The South Coast hospitality sector is expected to see some big things in the coming year, changes that Baltin said could improve numbers in the long run. El Encanto, a historic luxury hotel set in Santa Barbara’s Riviera neighborhood, is set to reopen on March 18. Construction has started on La Entrada, the historic waterfront hotel project purchased last year by Los Angeles developers.
Chances of construction on the dilapidated Miramar property in Montecito starting again were higher, but Santa Barbara County’s talks with developer Rick Caruso over the so-called Hotel Incentive Program, which would reduce and delay taxes for certain hotel developers, have reportedly fallen through.
There is growth opportunity outside of the traditionally upscale Santa Barbara and Montecito markets, according to the PKF report.
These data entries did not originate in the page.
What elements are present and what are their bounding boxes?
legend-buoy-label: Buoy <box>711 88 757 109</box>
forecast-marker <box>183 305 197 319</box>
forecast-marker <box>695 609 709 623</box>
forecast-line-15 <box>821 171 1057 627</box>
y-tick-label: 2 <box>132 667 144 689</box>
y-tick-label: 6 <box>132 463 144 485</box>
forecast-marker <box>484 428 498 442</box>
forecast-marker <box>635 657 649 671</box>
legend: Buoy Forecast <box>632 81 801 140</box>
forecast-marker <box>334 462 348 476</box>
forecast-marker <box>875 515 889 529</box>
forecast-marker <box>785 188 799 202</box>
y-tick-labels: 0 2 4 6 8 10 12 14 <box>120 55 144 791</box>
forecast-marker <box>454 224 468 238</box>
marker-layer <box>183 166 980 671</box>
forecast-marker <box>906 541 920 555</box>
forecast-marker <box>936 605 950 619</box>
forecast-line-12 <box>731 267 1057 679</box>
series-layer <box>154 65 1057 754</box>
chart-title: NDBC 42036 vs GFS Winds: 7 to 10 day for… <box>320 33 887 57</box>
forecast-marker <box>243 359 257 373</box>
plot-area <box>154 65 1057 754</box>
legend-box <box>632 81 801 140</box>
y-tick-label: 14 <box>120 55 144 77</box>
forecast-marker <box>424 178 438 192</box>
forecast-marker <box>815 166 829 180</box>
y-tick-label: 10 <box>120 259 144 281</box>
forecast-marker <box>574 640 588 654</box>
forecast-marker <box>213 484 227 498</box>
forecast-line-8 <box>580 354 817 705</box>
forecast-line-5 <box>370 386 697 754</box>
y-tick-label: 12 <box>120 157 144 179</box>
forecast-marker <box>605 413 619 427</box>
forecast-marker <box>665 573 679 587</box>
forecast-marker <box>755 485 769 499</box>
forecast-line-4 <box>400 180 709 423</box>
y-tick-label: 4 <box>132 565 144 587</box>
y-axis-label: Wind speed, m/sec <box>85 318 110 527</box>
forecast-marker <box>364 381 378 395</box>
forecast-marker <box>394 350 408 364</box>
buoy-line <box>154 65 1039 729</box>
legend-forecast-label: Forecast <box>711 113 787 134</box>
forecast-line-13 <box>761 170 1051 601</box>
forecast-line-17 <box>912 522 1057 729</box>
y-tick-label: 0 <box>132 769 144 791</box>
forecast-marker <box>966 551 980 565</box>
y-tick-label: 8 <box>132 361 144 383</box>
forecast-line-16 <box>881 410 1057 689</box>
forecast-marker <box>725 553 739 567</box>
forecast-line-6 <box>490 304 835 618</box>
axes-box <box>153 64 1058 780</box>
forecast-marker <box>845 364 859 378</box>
In the Santa Ynez Valley, for instance, many hotels are being renovated and rebranded to meet increasingly strong demand. And Goleta has the highest aggregate occupancy of any Santa Barbara County submarket, which is largely thanks to the presence of UC Santa Barbara and the high number of mid-market hotels catering to the university and the city’s tech community.
Although Santa Barbara is mostly a drive market, Baltin and Mishell recommended that hotels in the area also cater to international tourists because their stays tend to be longer and they spend more money.
Kathy Janega-Dykes, CEO of the visitor’s bureau, said the agency is already focusing on attracting international visitors, especially from China, which is forecast to become the No. 1 most-traveled market within five years.